It’s easy to dismiss this year as a Super Bowl letdown or Super Bowl hangover, whatever you want to call it.
Short offseason … injuries … coaching changes … it was inevitable.
All Super Bowl champs go through the same challenges a year later. They lose good coaches. They're faced with a much shorter offseason. They hit the banquet circuit and write books. They have the proverbial bulls-eye on their back the next fall.
But most Super Bowl teams don’t do this.
The reality is that the 2018 season has become one of the most disappointing seasons in recent Eagles history because Super Bowl teams a year later rarely — very rarely — struggle the way the Eagles have struggled.
This year should have been about getting back in the playoffs and making another deep run. Not scuffling just to try to get back to .500, getting swept by the Cowboys and being unable to find any offensive consistency.
Since the NFL’s current playoff system went into effect in 1990, only nine Super Bowl champions have failed to reach the playoffs the next season, and only two have had a losing record — the 1998 Broncos and the 2002 Buccaneers.
Two in almost three decades.
Since the inception of the Super Bowl back in 1966, the average Super Bowl team a year later has had a .709 winning percentage, and the win totals have varied because of shorter seasons until 1977 and two strike seasons, but .709 in today’s NFL means roughly 11½ wins.
That’s what the typical Super Bowl team does a year later. Wins 11 or 12 games. Goes to the playoffs. Makes a run. Continues the momentum.

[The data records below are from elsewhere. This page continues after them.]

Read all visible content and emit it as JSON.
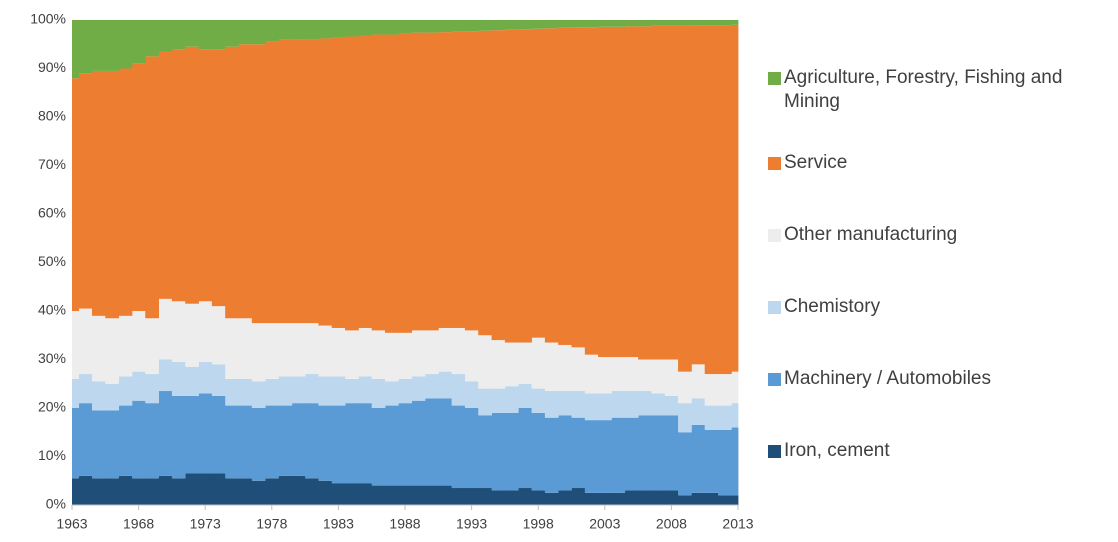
{
  "chart_data": {
    "type": "stacked-step-area",
    "x": [
      1963,
      1964,
      1965,
      1966,
      1967,
      1968,
      1969,
      1970,
      1971,
      1972,
      1973,
      1974,
      1975,
      1976,
      1977,
      1978,
      1979,
      1980,
      1981,
      1982,
      1983,
      1984,
      1985,
      1986,
      1987,
      1988,
      1989,
      1990,
      1991,
      1992,
      1993,
      1994,
      1995,
      1996,
      1997,
      1998,
      1999,
      2000,
      2001,
      2002,
      2003,
      2004,
      2005,
      2006,
      2007,
      2008,
      2009,
      2010,
      2011,
      2012,
      2013
    ],
    "xlim": [
      1963,
      2013
    ],
    "xticks": [
      1963,
      1968,
      1973,
      1978,
      1983,
      1988,
      1993,
      1998,
      2003,
      2008,
      2013
    ],
    "ylim": [
      0,
      100
    ],
    "yticks": [
      {
        "value": 0,
        "label": "0%"
      },
      {
        "value": 10,
        "label": "10%"
      },
      {
        "value": 20,
        "label": "20%"
      },
      {
        "value": 30,
        "label": "30%"
      },
      {
        "value": 40,
        "label": "40%"
      },
      {
        "value": 50,
        "label": "50%"
      },
      {
        "value": 60,
        "label": "60%"
      },
      {
        "value": 70,
        "label": "70%"
      },
      {
        "value": 80,
        "label": "80%"
      },
      {
        "value": 90,
        "label": "90%"
      },
      {
        "value": 100,
        "label": "100%"
      }
    ],
    "grid": false,
    "legend": "right",
    "series": [
      {
        "name": "Iron, cement",
        "color": "#1f4e79",
        "values": [
          5.5,
          6,
          5.5,
          5.5,
          6,
          5.5,
          5.5,
          6,
          5.5,
          6.5,
          6.5,
          6.5,
          5.5,
          5.5,
          5,
          5.5,
          6,
          6,
          5.5,
          5,
          4.5,
          4.5,
          4.5,
          4,
          4,
          4,
          4,
          4,
          4,
          3.5,
          3.5,
          3.5,
          3,
          3,
          3.5,
          3,
          2.5,
          3,
          3.5,
          2.5,
          2.5,
          2.5,
          3,
          3,
          3,
          3,
          2,
          2.5,
          2.5,
          2,
          2
        ]
      },
      {
        "name": "Machinery / Automobiles",
        "color": "#5b9bd5",
        "values": [
          14.5,
          15,
          14,
          14,
          14.5,
          16,
          15.5,
          17.5,
          17,
          16,
          16.5,
          16,
          15,
          15,
          15,
          15,
          14.5,
          15,
          15.5,
          15.5,
          16,
          16.5,
          16.5,
          16,
          16.5,
          17,
          17.5,
          18,
          18,
          17,
          16.5,
          15,
          16,
          16,
          16.5,
          16,
          15.5,
          15.5,
          14.5,
          15,
          15,
          15.5,
          15,
          15.5,
          15.5,
          15.5,
          13,
          14,
          13,
          13.5,
          14
        ]
      },
      {
        "name": "Chemistory",
        "color": "#bdd7ee",
        "values": [
          6,
          6,
          6,
          5.5,
          6,
          6,
          6,
          6.5,
          7,
          6,
          6.5,
          6.5,
          5.5,
          5.5,
          5.5,
          5.5,
          6,
          5.5,
          6,
          6,
          6,
          5,
          5.5,
          6,
          5,
          5,
          5,
          5,
          5.5,
          6.5,
          5.5,
          5.5,
          5,
          5.5,
          5,
          5,
          5.5,
          5,
          5.5,
          5.5,
          5.5,
          5.5,
          5.5,
          5,
          4.5,
          4,
          6,
          5.5,
          5,
          5,
          5
        ]
      },
      {
        "name": "Other manufacturing",
        "color": "#ededed",
        "values": [
          14,
          13.5,
          13.5,
          13.5,
          12.5,
          12.5,
          11.5,
          12.5,
          12.5,
          13,
          12.5,
          12,
          12.5,
          12.5,
          12,
          11.5,
          11,
          11,
          10.5,
          10.5,
          10,
          10,
          10,
          10,
          10,
          9.5,
          9.5,
          9,
          9,
          9.5,
          10.5,
          11,
          10,
          9,
          8.5,
          10.5,
          10,
          9.5,
          9,
          8,
          7.5,
          7,
          7,
          6.5,
          7,
          7.5,
          6.5,
          7,
          6.5,
          6.5,
          6.5
        ]
      },
      {
        "name": "Service",
        "color": "#ed7d31",
        "values": [
          48,
          48.5,
          50.5,
          51,
          51,
          51,
          54,
          51,
          52,
          53,
          52,
          53,
          56,
          56.5,
          57.5,
          58,
          58.5,
          58.5,
          58.5,
          59.2,
          59.9,
          60.6,
          60.3,
          61,
          61.5,
          61.7,
          61.4,
          61.4,
          61,
          61.1,
          61.7,
          62.8,
          63.9,
          64.5,
          64.6,
          63.7,
          64.8,
          65.4,
          66,
          67.5,
          68.1,
          68.1,
          68.2,
          68.7,
          68.8,
          68.8,
          71.3,
          69.9,
          71.9,
          71.9,
          71.5
        ]
      },
      {
        "name": "Agriculture, Forestry, Fishing and Mining",
        "color": "#70ad47",
        "values": [
          12,
          11,
          10.5,
          10.5,
          10,
          9,
          7.5,
          6.5,
          6,
          5.5,
          6,
          6,
          5.5,
          5,
          5,
          4.5,
          4,
          4,
          4,
          3.8,
          3.6,
          3.4,
          3.2,
          3,
          3,
          2.8,
          2.6,
          2.6,
          2.5,
          2.4,
          2.3,
          2.2,
          2.1,
          2,
          1.9,
          1.8,
          1.7,
          1.6,
          1.5,
          1.5,
          1.4,
          1.4,
          1.3,
          1.3,
          1.2,
          1.2,
          1.2,
          1.1,
          1.1,
          1.1,
          1
        ]
      }
    ]
  }
}
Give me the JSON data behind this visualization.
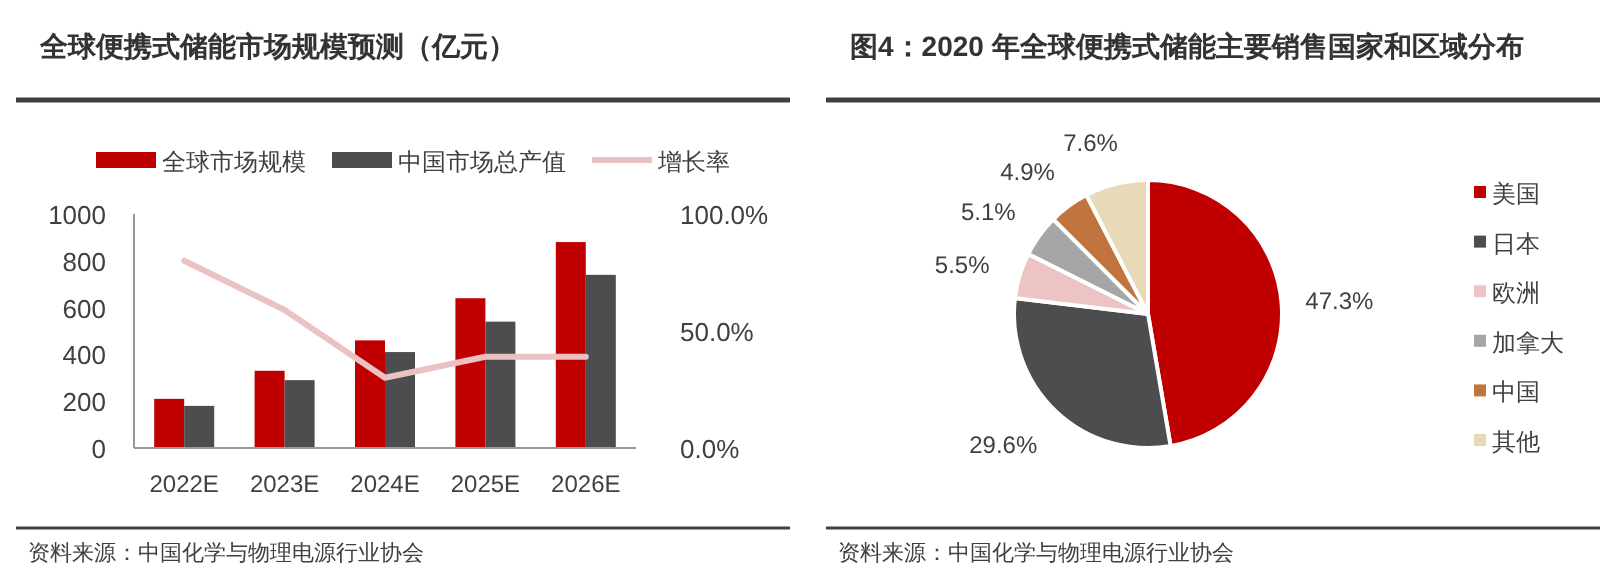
{
  "chart_data": [
    {
      "type": "bar",
      "title": "全球便携式储能市场规模预测（亿元）",
      "categories": [
        "2022E",
        "2023E",
        "2024E",
        "2025E",
        "2026E"
      ],
      "series": [
        {
          "name": "全球市场规模",
          "color": "#c00000",
          "values": [
            210,
            330,
            460,
            640,
            880
          ]
        },
        {
          "name": "中国市场总产值",
          "color": "#4d4d4f",
          "values": [
            180,
            290,
            410,
            540,
            740
          ]
        },
        {
          "name": "增长率",
          "type": "line",
          "axis": "y2",
          "color": "#ebc1c1",
          "values": [
            80,
            59,
            30,
            39,
            39
          ]
        }
      ],
      "ylim": [
        0,
        1000
      ],
      "yticks": [
        0,
        200,
        400,
        600,
        800,
        1000
      ],
      "y2lim": [
        0,
        100
      ],
      "y2ticks": [
        {
          "value": 0,
          "label": "0.0%"
        },
        {
          "value": 50,
          "label": "50.0%"
        },
        {
          "value": 100,
          "label": "100.0%"
        }
      ],
      "legend": "top",
      "grid": false,
      "marker": "none",
      "annotations": [
        "资料来源：中国化学与物理电源行业协会"
      ]
    },
    {
      "type": "pie",
      "title": "图4：2020 年全球便携式储能主要销售国家和区域分布",
      "categories": [
        "美国",
        "日本",
        "欧洲",
        "加拿大",
        "中国",
        "其他"
      ],
      "values": [
        47.3,
        29.6,
        5.5,
        5.1,
        4.9,
        7.6
      ],
      "colors": [
        "#c00000",
        "#4d4d4f",
        "#ecc4c4",
        "#a6a6a6",
        "#c0753e",
        "#e8d9b8"
      ],
      "value_labels": [
        "47.3%",
        "29.6%",
        "5.5%",
        "5.1%",
        "4.9%",
        "7.6%"
      ],
      "legend": "right",
      "annotations": [
        "资料来源：中国化学与物理电源行业协会"
      ]
    }
  ]
}
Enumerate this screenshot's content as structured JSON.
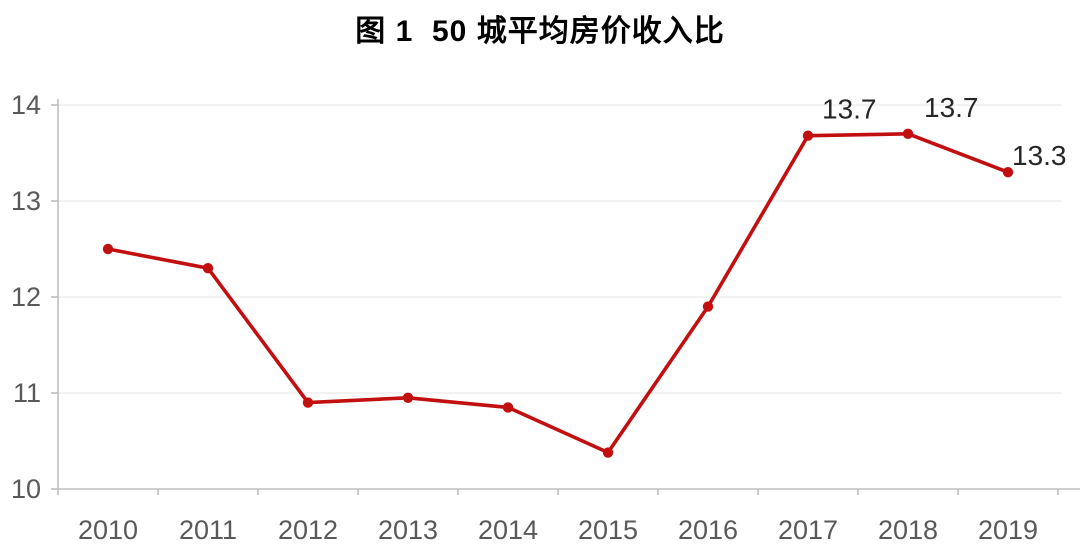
{
  "page": {
    "background": "#ffffff"
  },
  "chart_data": {
    "type": "line",
    "title": "图 1  50 城平均房价收入比",
    "categories": [
      "2010",
      "2011",
      "2012",
      "2013",
      "2014",
      "2015",
      "2016",
      "2017",
      "2018",
      "2019"
    ],
    "values": [
      12.5,
      12.3,
      10.9,
      10.95,
      10.85,
      10.38,
      11.9,
      13.68,
      13.7,
      13.3
    ],
    "point_labels": [
      "",
      "",
      "",
      "",
      "",
      "",
      "",
      "13.7",
      "13.7",
      "13.3"
    ],
    "xlabel": "",
    "ylabel": "",
    "ylim": [
      10,
      14
    ],
    "y_ticks": [
      10,
      11,
      12,
      13,
      14
    ],
    "grid": true,
    "legend": "none",
    "colors": {
      "line": "#c21010",
      "marker": "#c21010",
      "axis": "#bfbfbf",
      "gridline": "#ebebeb",
      "tick_label": "#595959",
      "data_label": "#262626",
      "title": "#000000"
    }
  }
}
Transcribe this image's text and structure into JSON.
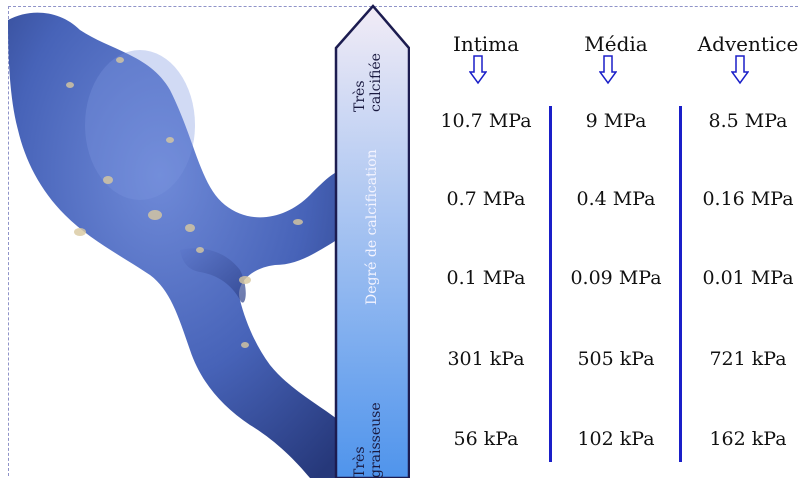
{
  "scale": {
    "title": "Degré de calcification",
    "top_label_lines": [
      "Très",
      "calcifiée"
    ],
    "bottom_label_lines": [
      "Très",
      "graisseuse"
    ],
    "colors": {
      "top": "#f2ecf6",
      "bottom": "#4f94ec",
      "outline": "#1c1c50"
    }
  },
  "columns": [
    {
      "header": "Intima",
      "values": [
        "10.7 MPa",
        "0.7 MPa",
        "0.1 MPa",
        "301 kPa",
        "56 kPa"
      ]
    },
    {
      "header": "Média",
      "values": [
        "9 MPa",
        "0.4 MPa",
        "0.09 MPa",
        "505 kPa",
        "102 kPa"
      ]
    },
    {
      "header": "Adventice",
      "values": [
        "8.5 MPa",
        "0.16 MPa",
        "0.01 MPa",
        "721 kPa",
        "162 kPa"
      ]
    }
  ],
  "colors": {
    "separator": "#1a1fc8",
    "arrow": "#1a1fc8",
    "vessel": "#4763b8"
  }
}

All of which really adds some clarity and perspective to just how disappointing this mess of a 2018 season is.
The Eagles are 6-7. Unless they win their last three games, they’ll be only 10th Super Bowl champion in half a century of Super Bowls not to register a winning record the next year.
If they lose two of their last three, which is certainly a possibility considering they face the 11-2 Rams and 9-4 Texans next, they’ll be only the third Super Bowl champ in the last 30 years to finish with a losing record.
And the first two were the 1999 Broncos — in the first year after John Elway retired — and the 2003 Buccaneers, who haven’t won a playoff game since their 2002 Super Bowl title.
It wasn't supposed to be like this.
If you win a Super Bowl, you’re an elite team with elite players and elite coaches and you don’t find yourself sitting 6-7 and searching for answers with three weeks to go.
And there’s no one easy reason the Eagles find themselves likely to go down as one of the bigger disappointments among Super Bowl champions throughout history.
Carson Wentz is clearly not all the way back physically. The injuries that have decimated the defense can’t be ignored. The losses of Frank Reich and John DeFilippo hurt a lot.
But ultimately it all goes back to Doug Pederson.
He’s just been a bad coach this year.
That magical concoction of aggressiveness, confidence, swagger, and daring has disappeared. The magic play-calling touch is gone. The ability to brilliantly utilize all the Eagles’ offensive personnel has evaporated.
The Eagles consistently found ways last year to take over games because Pederson had this uncanny instinct for finding ways to apply tremendous pressure on opposing defenses with his creativity and innovation.
What happened to that? It’s just gone. When’s the last time an Eagles’ play call wowed you? Or caught an opposing defense completely off-guard?
A year later, Pederson's offense looks predictable, uninspired and conventional.
This team week after week is unprepared and out of sorts for the first quarter or first half.
This is all on Pederson.
Now, Pederson's not going anywhere. Not for a while.
Super Bowl LII earned him at least a couple more years to get this thing going again. But I do expect changes on the coaching staff, and offensive coordinator Mike Groh is an obvious candidate.
But what really has to change is Pederson. He has to rediscover that magical touch that carried the Eagles last year or next year won’t be any better.